Mexico’s revenue from exports to the United States hit an all-time high in May, increasing 6.1% in annual terms to almost US $44 billion.
United States government data also shows that Mexico has consolidated its position as the world’s top exporter to the U.S.
The value of Mexican exports to the United States increased 6.2% in the first five months of the year, while China — which Mexico surpassed last year to become the No. 1 exporter to the U.S. — lost ground.
A record-breaking May
Data published by the U.S. Census Bureau and the U.S. Bureau of Economic Analysis on Wednesday shows that Mexican exports to the U.S. were worth $43.88 billion in May, the highest monthly amount on record.
Mexico’s export revenue increased 1.9% compared to April, breaking the previous $43.06 billion record set that month.
While the value of Mexico’s exports to the U.S. increased 6.1% annually in May, the second and third largest exporters to the world’s largest economy both saw their revenue decline.
Canada shipped goods worth $35.66 billion to its southern neighbor in May, a 2.5% decline compared to the same month last year.
China’s exports to the U.S. were worth $35.03 billion in May, a 2.3% decline compared to a year earlier.
Mexico had a 15.9% share of the United States’ market for imports in May, ahead of Canada on 13% and China on 12.7%.
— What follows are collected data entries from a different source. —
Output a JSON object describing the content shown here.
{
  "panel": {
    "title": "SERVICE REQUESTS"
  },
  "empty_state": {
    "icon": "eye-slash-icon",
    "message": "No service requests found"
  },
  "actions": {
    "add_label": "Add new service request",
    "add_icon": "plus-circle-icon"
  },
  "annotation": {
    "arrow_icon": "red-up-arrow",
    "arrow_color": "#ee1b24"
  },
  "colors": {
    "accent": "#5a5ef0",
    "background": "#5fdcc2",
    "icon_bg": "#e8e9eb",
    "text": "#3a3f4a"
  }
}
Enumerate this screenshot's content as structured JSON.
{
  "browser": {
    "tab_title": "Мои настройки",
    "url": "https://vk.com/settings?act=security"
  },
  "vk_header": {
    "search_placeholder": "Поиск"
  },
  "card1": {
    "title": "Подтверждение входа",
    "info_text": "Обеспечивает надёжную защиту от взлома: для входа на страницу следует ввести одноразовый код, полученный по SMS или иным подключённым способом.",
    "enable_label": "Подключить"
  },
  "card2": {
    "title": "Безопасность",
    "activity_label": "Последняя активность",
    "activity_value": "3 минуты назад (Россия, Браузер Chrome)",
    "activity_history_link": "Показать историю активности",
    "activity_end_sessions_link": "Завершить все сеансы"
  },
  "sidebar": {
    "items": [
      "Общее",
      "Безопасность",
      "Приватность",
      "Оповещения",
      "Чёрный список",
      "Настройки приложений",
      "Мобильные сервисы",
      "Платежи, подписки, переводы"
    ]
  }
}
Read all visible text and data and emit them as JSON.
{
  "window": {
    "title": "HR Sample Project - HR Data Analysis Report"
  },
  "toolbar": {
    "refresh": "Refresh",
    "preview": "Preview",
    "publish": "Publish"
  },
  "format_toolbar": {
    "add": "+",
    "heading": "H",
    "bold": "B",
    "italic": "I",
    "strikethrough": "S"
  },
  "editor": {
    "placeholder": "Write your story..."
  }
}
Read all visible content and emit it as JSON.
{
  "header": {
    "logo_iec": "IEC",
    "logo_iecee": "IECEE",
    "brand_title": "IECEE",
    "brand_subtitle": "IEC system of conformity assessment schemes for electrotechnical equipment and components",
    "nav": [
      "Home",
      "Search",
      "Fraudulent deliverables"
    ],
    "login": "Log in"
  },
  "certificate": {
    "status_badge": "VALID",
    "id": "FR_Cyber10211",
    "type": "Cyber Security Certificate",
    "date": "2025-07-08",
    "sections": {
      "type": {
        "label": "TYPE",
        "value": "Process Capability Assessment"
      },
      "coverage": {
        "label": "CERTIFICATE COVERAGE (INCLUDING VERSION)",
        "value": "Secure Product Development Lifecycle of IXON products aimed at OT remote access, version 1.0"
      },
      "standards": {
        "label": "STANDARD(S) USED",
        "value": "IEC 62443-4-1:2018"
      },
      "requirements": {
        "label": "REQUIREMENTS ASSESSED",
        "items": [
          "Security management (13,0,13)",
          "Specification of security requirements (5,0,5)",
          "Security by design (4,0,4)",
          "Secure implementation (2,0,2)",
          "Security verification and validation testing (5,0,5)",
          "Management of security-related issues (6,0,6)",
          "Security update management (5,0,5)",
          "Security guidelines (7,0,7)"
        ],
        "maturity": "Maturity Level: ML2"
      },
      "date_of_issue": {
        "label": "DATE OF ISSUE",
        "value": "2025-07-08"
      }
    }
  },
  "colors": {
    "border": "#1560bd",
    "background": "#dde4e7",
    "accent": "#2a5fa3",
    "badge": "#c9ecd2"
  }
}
Mexican exports to the U.S. exceeded $200 billion between January and May
Mexico shipped products worth $206.79 billion to the United States in the first five months of the year, a record for the period.
The value of Mexico’s exports to its neighbor increased every month this year compared to the previous month. Vehicles, electronic goods including computers and crude oil were among Mexico’s biggest export revenue earners. Exports generate around 40% of Mexico’s total GDP.
The value of Canadian and Chinese exports to the U.S. declined on an annual basis in the first five months of the year.
Canadian exports were worth $171.45 billion between January and May, a 1.2% decline compared to the same period last year. Chinese exports to the U.S. fell 2.5% to $164.29 billion.
Mexico had a 15.9% share of the United States’ $1.3 trillion import market in the first five months of the year, ahead of Canada on 13.2% and China on 12.6%.
In 2023, Mexico’s share of the U.S. import market was 15.4%, ahead of China on 13.9% and Canada on 13.7%.
Mexico has thus increased its share of the market by 0.5 points this year, while Canada’s share has decreased by 0.5 points and China’s share has declined 1.3 points.
Mexico’s “lead” over Canada in terms of market share has increased from 1.7 points in 2023 to 2.7 points this year, while its advantage over China has increased to 3.3 points from 1.5 points in 2023.
Mexico has benefited from a “decoupling” of the world’s two largest economies amid the ongoing China-United States trade war, as well as the relocation of foreign companies here as part of the nearshoring trend.
It also benefits from the USMCA free trade pact, which superseded NAFTA in 2020. Mexico, the United States and Canada are scheduled to review the agreement in 2026.
Mexico remains the United States’ top trade partner
Trade between Mexico and the United States totaled $345.45 billion in the first five months of the year, according to the U.S. government data.
That amount is 8.6% higher than the $317.96 billion in trade between the United States and Canada, which was the No. 2 trade partner of the U.S. between January and May.
In 2023, Mexico dislodged Canada as the United States’ largest trade partner after Canada claimed the top spot in 2022.
Mexico became the top trade partner of the U.S. in 2023, and has continued the trend in 2024. (Infographic by Statista)
Mexican exports to the United States — worth $206.79 billion between January and May — accounted for just under 60% of trade Mexico-U.S. trade in the first five months of the year.
U.S. exports to Mexico — worth $138.65 billion between January and May — accounted for just over 40% of two-way trade. U.S. exports to Mexico include refined fuel, auto parts and consumer goods.
Mexico had a trade surplus of $68.14 billion with the United States in the first five months of 2024.
NAFTA altered the trade balance between Mexico and the U.S.
The El Economista newspaper reported Wednesday that the United States had a US $1.7 billion trade surplus with Mexico in 1993, the year before NAFTA took effect.
In the period after the free trade came into force, the growth of Mexico’s exports to the United States outpaced the growth of U.S. exports to Mexico.
In 2023, the United States had a trade deficit of more than $152 billion with Mexico, and it is on track to record another sizable deficit this year.
Replaced by the USMCA on July 1, 2020, NAFTA had a profound impact on the Mexican economy during its 26-year lifespan — both good and bad, depending on who you ask.
The value of Mexico’s exports to the U.S. has increased exponentially since NAFTA took effect, and reached $475.6 billion in 2023.
The economies of the three North American trade partners have become highly integrated over the past 30 years. One of the most integrated sectors is the automotive industry, with automakers in the three countries frequently using auto parts made in one of the other USMCA nations.